Move on to the next tournament.
02-20-2014, 06:00 AM #13
Everything you have said is an expression of aggravation towards this player. You are frustrated that he isn't "good enough" and that you can't enjoy playing with him.
Now consider his side of things. He probably knows he is not good enough. He probably knows he is losing matches. But... he is doing his best. So, I think he deserves some encouragement, and some sympathy - how would you feel if you thought you were letting everyone down? Pretty bad?
So, with that in mind... its no use being frustrated. You need to set yourself REALISTIC goals. Winning the tournament is not a realistic goal. It is not something you can influence, and it is not something you can expect or strive to achieve. If you were in different circumstances, with a different partner, then your goals could be different. However, do not confuse your WANTS and your GOALS.
Now then... Executing a strategy... THAT is a realistic goal, because it is something YOU can influence.
- You can make sure that you always lift straight and you always play a blocked defence, straight. This will ensure that you absorb the defensive pressure.
- When you smash, make sure you smash towards the middle, to give your partner the best chance of intercepting it (I don't care whether your partner is capable, play the tactics that are CORRECT!).
- When you are at the net, never lift.
- Keep your shot selection consistent, to make your partner feel at ease.

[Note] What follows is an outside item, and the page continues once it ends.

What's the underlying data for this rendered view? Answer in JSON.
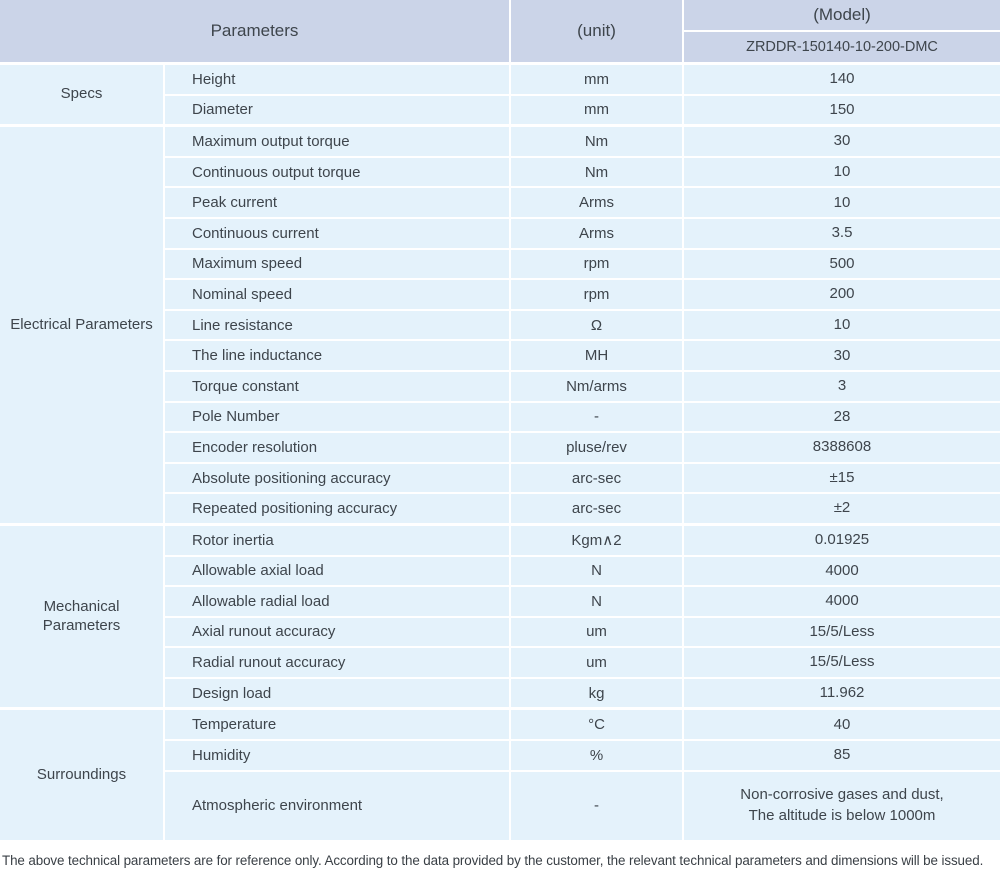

Now that you have decided on YOUR goals, now focus on how you can help your partner. Remember - they are struggling and doing their best. Help them out. Start with a phrase like "we are playing a tournament soon, would you mind if we did some practice at club night?"
Now, pick out several KEY things that you EACH need to practice. Every time you try to help your partner with something, ask them to help you with something in return e.g. they practice some serves to get them better, YOU practice your serve returns, or your defence, or your smash etc.

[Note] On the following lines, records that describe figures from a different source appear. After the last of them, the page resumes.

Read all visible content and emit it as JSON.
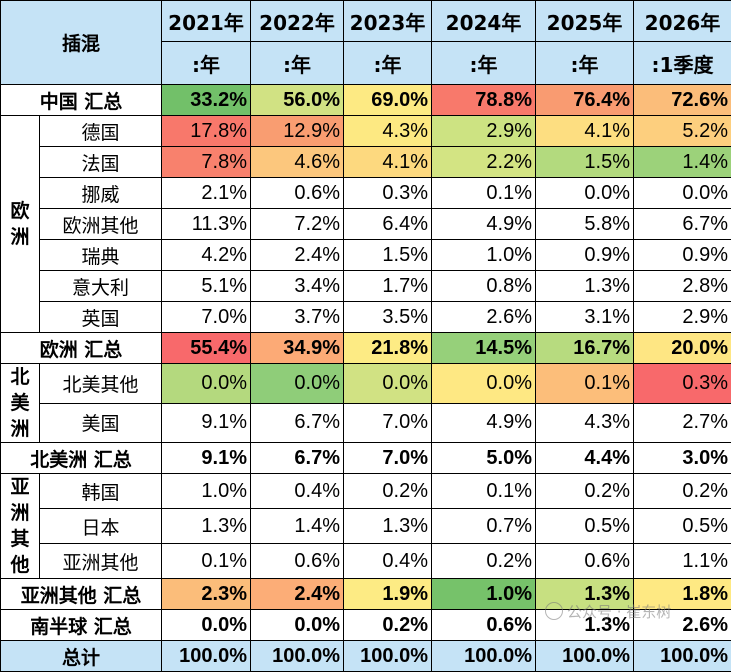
{
  "header": {
    "corner": "插混",
    "years": [
      "2021年",
      "2022年",
      "2023年",
      "2024年",
      "2025年",
      "2026年"
    ],
    "periods": [
      ":年",
      ":年",
      ":年",
      ":年",
      ":年",
      ":1季度"
    ]
  },
  "regions": {
    "europe": "欧洲",
    "north_america": "北美洲",
    "asia_other": "亚洲其他"
  },
  "rows": {
    "china_total": {
      "label": "中国 汇总",
      "values": [
        "33.2%",
        "56.0%",
        "69.0%",
        "78.8%",
        "76.4%",
        "72.6%"
      ]
    },
    "germany": {
      "label": "德国",
      "values": [
        "17.8%",
        "12.9%",
        "4.3%",
        "2.9%",
        "4.1%",
        "5.2%"
      ]
    },
    "france": {
      "label": "法国",
      "values": [
        "7.8%",
        "4.6%",
        "4.1%",
        "2.2%",
        "1.5%",
        "1.4%"
      ]
    },
    "norway": {
      "label": "挪威",
      "values": [
        "2.1%",
        "0.6%",
        "0.3%",
        "0.1%",
        "0.0%",
        "0.0%"
      ]
    },
    "europe_other": {
      "label": "欧洲其他",
      "values": [
        "11.3%",
        "7.2%",
        "6.4%",
        "4.9%",
        "5.8%",
        "6.7%"
      ]
    },
    "sweden": {
      "label": "瑞典",
      "values": [
        "4.2%",
        "2.4%",
        "1.5%",
        "1.0%",
        "0.9%",
        "0.9%"
      ]
    },
    "italy": {
      "label": "意大利",
      "values": [
        "5.1%",
        "3.4%",
        "1.7%",
        "0.8%",
        "1.3%",
        "2.8%"
      ]
    },
    "uk": {
      "label": "英国",
      "values": [
        "7.0%",
        "3.7%",
        "3.5%",
        "2.6%",
        "3.1%",
        "2.9%"
      ]
    },
    "europe_total": {
      "label": "欧洲 汇总",
      "values": [
        "55.4%",
        "34.9%",
        "21.8%",
        "14.5%",
        "16.7%",
        "20.0%"
      ]
    },
    "na_other": {
      "label": "北美其他",
      "values": [
        "0.0%",
        "0.0%",
        "0.0%",
        "0.0%",
        "0.1%",
        "0.3%"
      ]
    },
    "usa": {
      "label": "美国",
      "values": [
        "9.1%",
        "6.7%",
        "7.0%",
        "4.9%",
        "4.3%",
        "2.7%"
      ]
    },
    "na_total": {
      "label": "北美洲 汇总",
      "values": [
        "9.1%",
        "6.7%",
        "7.0%",
        "5.0%",
        "4.4%",
        "3.0%"
      ]
    },
    "korea": {
      "label": "韩国",
      "values": [
        "1.0%",
        "0.4%",
        "0.2%",
        "0.1%",
        "0.2%",
        "0.2%"
      ]
    },
    "japan": {
      "label": "日本",
      "values": [
        "1.3%",
        "1.4%",
        "1.3%",
        "0.7%",
        "0.5%",
        "0.5%"
      ]
    },
    "asia_other_row": {
      "label": "亚洲其他",
      "values": [
        "0.1%",
        "0.6%",
        "0.4%",
        "0.2%",
        "0.6%",
        "1.1%"
      ]
    },
    "asia_other_total": {
      "label": "亚洲其他 汇总",
      "values": [
        "2.3%",
        "2.4%",
        "1.9%",
        "1.0%",
        "1.3%",
        "1.8%"
      ]
    },
    "southern_total": {
      "label": "南半球 汇总",
      "values": [
        "0.0%",
        "0.0%",
        "0.2%",
        "0.6%",
        "1.3%",
        "2.6%"
      ]
    },
    "grand_total": {
      "label": "总计",
      "values": [
        "100.0%",
        "100.0%",
        "100.0%",
        "100.0%",
        "100.0%",
        "100.0%"
      ]
    }
  },
  "cell_colors": {
    "china_total": [
      "#72c069",
      "#d1e283",
      "#fdea83",
      "#f8796b",
      "#f99b71",
      "#fbbd7a"
    ],
    "germany": [
      "#f8786b",
      "#f99d71",
      "#fde982",
      "#cde382",
      "#fdde81",
      "#fdcf7e"
    ],
    "france": [
      "#f8816d",
      "#fcc77d",
      "#fdd97f",
      "#d3e483",
      "#b3da7e",
      "#9cd27a"
    ],
    "europe_total": [
      "#f8696b",
      "#fcaa76",
      "#fdeb84",
      "#96d07a",
      "#b7db7f",
      "#fee683"
    ],
    "na_other": [
      "#b4d97e",
      "#8fcd79",
      "#d1e283",
      "#fee883",
      "#fcbe7a",
      "#f8696b"
    ],
    "asia_other_total": [
      "#fbbd7a",
      "#fcad77",
      "#fdeb84",
      "#76c26a",
      "#c7e081",
      "#fee983"
    ]
  },
  "watermark": "公众号 · 崔东树"
}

Give your partner advice, such as "there is a big gap at the front there, rather than lifting the shuttle, you could try and play it softly to the net instead - it might work, as I think they will struggle to get it back".
Can you see that this advice is aimed at giving them a simple GOAL. Keep reinforcing the goal. Congratulate them when they achieve the goal.
In this way, you can give them a few simple things to focus on, and in that way you may be able to help them to play with more consistency.
02-20-2014, 07:37 AM #14
Matt has very good points re encouragement.
1. Be prepared to lose. Face it. Then make the best of it. Treat it as just another game night or practice night. Accept it as a practice challenge.
2. For preparation, practice with your partner. Especially serves. As mentioned earlier, very high serves may just work at this level of play. Make sure they're almost touching the ceiling, all the way close to the rear service line. This trajectory is very difficult to smash and return, and I'll bet you'll get at least 6-8 free points.
3. Make sure to laugh and have fun.
02-20-2014, 11:29 AM #15
You may want to discuss with your partner, e.g. ask him if he would mind playing front more often. This is an assumption only, and you probably know better, esp. if you know your opponents. If you can successfully "hide" your weaker partner in the front, your opponents may not have the shots to "find" him.
As preparation, teach him and have him practice low serves (back hand preferred). This of course depends on how serious your partner is, and how much time you have left.
If you're competitive, you may want to join tournaments with your own chosen partner, and play at an appropriate level that you'd have a good chance.
02-20-2014, 12:39 PM #16
I think the key is does your partner want to win, if the answer is yes - then he will agree to the strategy - which get out your way and let you play 90% of the shots. He plays tight to the net and only hits the bird down!
If this is doable - I think the match could be won. I've done it with complete beginners as partner. On the court - I would be the strongest player - my partner the weakest.